48.04 Virtual HLA Crossmatching As A Means To Safely Expedite The Transplantation Of Shipped-in Pancreata

B. C. Eby1, T. M. Ellis2, R. R. Redfield1, G. Leverson1, J. S. Odorico1  1University Of Wisconsin,Division Of Transplantation/Department Of Surgery/School Of Medicine And Public Health,Madison, WI, USA 2University Of Wisconsin,Department Of Pathology And Laboratory Medicine,Madison, WI, USA

Introduction:  Cold ischemia time (CIT) accumulates with shipped-in pancreata and limits utilization and outcomes. Flow cytometric HLA crossmatching (FXM) is used to assess histocompatibility between pancreas and recipient before transplantation. Waiting for a FXM, which is typically done once the organ arrives, prolongs the CIT. A ‘virtual crossmatch’ (VXM) can be performed before the transport of the organ using the results of the single antigen bead (SAB) Luminex assay thereby allowing the assessment of recipient donor specific antibodies. This study investigates whether it is acceptable and safe to proceed with transplantation of shipped-in pancreata based solely on VXM results rather than waiting for FXM results.

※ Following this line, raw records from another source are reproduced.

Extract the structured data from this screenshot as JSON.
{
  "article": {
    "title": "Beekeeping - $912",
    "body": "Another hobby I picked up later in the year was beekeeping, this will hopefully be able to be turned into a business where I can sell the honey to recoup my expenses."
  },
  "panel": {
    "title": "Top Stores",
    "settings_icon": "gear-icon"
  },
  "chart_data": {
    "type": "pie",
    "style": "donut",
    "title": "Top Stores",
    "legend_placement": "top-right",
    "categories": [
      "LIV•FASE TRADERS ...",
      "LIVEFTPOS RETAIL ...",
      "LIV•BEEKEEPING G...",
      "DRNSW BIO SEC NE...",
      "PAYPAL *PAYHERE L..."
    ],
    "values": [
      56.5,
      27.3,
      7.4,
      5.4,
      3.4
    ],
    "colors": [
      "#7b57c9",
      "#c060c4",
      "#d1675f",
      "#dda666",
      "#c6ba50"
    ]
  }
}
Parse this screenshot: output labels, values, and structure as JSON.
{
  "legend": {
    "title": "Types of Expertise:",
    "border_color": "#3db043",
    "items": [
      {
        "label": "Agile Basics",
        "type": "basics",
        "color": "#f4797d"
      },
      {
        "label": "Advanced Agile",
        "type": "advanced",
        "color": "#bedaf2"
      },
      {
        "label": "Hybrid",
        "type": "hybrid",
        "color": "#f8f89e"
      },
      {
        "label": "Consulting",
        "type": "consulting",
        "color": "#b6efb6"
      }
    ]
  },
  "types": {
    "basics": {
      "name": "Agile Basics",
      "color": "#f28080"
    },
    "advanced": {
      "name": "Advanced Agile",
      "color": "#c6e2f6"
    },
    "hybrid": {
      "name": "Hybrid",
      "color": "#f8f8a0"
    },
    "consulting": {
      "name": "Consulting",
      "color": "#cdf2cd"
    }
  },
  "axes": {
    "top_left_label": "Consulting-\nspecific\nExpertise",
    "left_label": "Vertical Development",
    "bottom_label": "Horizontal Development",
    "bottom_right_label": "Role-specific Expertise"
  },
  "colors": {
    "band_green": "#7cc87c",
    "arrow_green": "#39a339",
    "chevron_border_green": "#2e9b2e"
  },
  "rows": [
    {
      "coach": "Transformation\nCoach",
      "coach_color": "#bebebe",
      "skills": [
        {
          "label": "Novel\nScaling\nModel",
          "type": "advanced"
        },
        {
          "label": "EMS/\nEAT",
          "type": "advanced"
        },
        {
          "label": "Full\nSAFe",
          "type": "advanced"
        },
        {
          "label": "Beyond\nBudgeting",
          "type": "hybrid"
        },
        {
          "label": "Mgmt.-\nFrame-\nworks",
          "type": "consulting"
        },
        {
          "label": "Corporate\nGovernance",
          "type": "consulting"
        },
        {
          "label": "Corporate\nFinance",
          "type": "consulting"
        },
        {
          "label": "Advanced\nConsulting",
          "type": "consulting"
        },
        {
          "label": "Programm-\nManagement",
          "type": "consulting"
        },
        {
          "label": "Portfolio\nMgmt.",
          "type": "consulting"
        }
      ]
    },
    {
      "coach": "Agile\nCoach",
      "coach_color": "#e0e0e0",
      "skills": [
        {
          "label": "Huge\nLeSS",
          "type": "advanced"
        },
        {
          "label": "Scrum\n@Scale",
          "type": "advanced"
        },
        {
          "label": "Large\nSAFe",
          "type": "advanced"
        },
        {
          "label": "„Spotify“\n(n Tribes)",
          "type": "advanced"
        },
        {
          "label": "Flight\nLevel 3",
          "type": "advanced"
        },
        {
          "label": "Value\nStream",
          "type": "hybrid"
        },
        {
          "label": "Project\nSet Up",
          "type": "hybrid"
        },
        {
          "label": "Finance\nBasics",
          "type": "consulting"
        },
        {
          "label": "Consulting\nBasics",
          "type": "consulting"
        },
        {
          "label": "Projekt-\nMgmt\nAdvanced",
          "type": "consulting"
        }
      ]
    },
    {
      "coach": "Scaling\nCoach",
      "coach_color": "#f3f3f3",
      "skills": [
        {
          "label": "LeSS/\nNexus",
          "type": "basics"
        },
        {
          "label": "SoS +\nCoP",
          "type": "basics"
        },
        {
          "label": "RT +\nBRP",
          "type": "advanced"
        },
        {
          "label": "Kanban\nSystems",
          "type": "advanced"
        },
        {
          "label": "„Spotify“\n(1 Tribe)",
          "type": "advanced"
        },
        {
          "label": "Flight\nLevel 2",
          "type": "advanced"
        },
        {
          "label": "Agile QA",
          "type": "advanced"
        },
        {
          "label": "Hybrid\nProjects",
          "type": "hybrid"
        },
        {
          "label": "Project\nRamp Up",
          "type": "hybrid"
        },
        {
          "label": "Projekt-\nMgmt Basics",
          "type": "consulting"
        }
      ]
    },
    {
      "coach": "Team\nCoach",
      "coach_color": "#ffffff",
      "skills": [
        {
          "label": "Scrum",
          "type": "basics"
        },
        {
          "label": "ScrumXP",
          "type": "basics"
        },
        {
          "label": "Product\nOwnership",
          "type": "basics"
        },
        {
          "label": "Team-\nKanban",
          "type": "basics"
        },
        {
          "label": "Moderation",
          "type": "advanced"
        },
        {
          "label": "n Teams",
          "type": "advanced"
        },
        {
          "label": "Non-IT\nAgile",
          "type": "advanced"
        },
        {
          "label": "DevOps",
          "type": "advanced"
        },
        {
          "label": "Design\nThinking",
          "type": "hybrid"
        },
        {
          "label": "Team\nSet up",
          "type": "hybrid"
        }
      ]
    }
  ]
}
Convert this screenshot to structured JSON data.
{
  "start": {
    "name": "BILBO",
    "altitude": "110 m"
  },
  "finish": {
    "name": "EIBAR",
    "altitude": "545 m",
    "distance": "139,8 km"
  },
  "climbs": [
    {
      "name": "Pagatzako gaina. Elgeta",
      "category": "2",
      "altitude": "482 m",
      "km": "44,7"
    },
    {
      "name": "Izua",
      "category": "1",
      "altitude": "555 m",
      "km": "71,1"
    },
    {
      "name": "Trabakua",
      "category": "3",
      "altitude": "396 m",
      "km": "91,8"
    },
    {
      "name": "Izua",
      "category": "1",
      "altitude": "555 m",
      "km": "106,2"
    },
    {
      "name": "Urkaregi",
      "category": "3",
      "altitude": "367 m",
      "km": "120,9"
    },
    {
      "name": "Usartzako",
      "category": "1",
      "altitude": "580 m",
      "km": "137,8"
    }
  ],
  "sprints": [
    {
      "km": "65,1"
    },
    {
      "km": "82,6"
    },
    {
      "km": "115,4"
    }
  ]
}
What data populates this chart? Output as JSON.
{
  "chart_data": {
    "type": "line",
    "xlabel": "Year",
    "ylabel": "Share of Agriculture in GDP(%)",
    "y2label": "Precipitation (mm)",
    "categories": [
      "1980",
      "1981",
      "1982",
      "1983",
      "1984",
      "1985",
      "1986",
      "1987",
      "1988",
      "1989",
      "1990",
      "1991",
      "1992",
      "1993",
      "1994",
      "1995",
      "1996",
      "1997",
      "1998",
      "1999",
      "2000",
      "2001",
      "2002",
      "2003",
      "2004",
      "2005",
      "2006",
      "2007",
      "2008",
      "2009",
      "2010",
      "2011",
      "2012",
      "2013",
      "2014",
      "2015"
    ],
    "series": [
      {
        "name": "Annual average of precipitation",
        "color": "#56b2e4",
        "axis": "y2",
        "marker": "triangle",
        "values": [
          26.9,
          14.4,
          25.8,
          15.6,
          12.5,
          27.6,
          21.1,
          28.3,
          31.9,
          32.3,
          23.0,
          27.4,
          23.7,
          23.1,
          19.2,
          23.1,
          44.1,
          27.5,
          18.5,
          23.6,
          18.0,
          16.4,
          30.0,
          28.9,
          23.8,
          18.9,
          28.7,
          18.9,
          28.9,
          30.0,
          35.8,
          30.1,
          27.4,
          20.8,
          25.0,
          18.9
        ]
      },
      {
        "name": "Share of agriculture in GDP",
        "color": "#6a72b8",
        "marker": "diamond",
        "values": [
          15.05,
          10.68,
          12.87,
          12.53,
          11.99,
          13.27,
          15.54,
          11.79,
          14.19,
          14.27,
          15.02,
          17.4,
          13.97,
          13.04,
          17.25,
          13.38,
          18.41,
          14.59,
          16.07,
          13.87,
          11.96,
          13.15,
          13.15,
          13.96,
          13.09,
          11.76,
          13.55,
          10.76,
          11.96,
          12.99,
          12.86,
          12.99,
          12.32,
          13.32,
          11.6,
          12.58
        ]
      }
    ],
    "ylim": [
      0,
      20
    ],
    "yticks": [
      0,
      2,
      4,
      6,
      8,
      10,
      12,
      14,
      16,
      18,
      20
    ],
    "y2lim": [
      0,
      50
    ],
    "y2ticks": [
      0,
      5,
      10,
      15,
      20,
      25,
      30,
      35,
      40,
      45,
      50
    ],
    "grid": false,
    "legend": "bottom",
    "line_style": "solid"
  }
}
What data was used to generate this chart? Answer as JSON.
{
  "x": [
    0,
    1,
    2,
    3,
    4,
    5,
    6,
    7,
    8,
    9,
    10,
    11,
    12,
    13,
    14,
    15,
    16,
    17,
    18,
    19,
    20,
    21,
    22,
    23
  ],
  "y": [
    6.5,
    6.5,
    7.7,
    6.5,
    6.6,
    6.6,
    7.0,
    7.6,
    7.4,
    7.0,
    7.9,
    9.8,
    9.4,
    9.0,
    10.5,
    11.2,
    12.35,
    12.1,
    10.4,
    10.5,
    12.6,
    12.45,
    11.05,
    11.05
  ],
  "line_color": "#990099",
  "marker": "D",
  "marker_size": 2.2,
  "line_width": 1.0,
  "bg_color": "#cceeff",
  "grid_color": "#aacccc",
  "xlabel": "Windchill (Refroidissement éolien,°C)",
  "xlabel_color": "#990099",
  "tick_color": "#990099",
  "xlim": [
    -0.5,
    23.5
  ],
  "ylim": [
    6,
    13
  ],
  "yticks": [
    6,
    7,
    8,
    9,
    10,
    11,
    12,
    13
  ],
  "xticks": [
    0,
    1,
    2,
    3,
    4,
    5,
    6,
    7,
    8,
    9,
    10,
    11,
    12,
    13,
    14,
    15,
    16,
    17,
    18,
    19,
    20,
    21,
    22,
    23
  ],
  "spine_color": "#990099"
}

Methods:  We retrospectively reviewed outcomes of pancreas transplants (n=153 patients) performed from June 2010 to December 2013. Comparisons were made between three patient groups: 1) shipped-in pancreas, VXM only (n=39), 2) shipped-in pancreas, VXM and FXM (n=12), and 3) local pancreas, VXM and FXM (n=102). Graft-survival, patient survival, and CIT were determined.

Results: There were 51 shipped-in pancreata: 39 transplants were performed based on the results of a VXM, not a FXM and 12 were based on FXM results. Transplants that began based on VXM results did have a FXM performed retrospectively. Donor and recipient demographics, immunosuppression regimens and surgical parameters were comparable between groups with the exception of transplantation type. Shipped-in pancreata were primarily solitary pancreas (SP) transplants whereas the local group had primarily SPK transplants (87% SP in Shipped-in VXM only group vs. 100% SP in Shipped-in VXM + FXM group vs. 13% SP in Local group, p < 0.001). Graft survival, death-censored graft survival, and patient survival did not differ between groups. CIT was shorter in the local group than either of the shipped-in groups (15.9h: Shipped-in VXM only vs. 17.5h: Shipped-in VXM + FXM vs. 13.2h: Local, p < 0.001). CIT was compared among pancreata originating from similar destinations. For pancreata shipped in from UNOS regions 3 and 4, proceeding to surgery without a FXM saved 5.1 hours (95% CI [3.25, 6.98]) (p = 0.0001). In no circumstance was the retrospective FXM positive in the VXM negative cases that proceeded to transplantation. 

Conclusion: VXM enables the transplant center to proceed to surgery without waiting for a FXM. For shipped in pancreata, CIT can then be minimized without adversely affecting graft or patient survival. This policy, if widely adopted, could increase utilization of pancreas grafts from further distances. In addition, such a policy is applicable to other transplanted organs.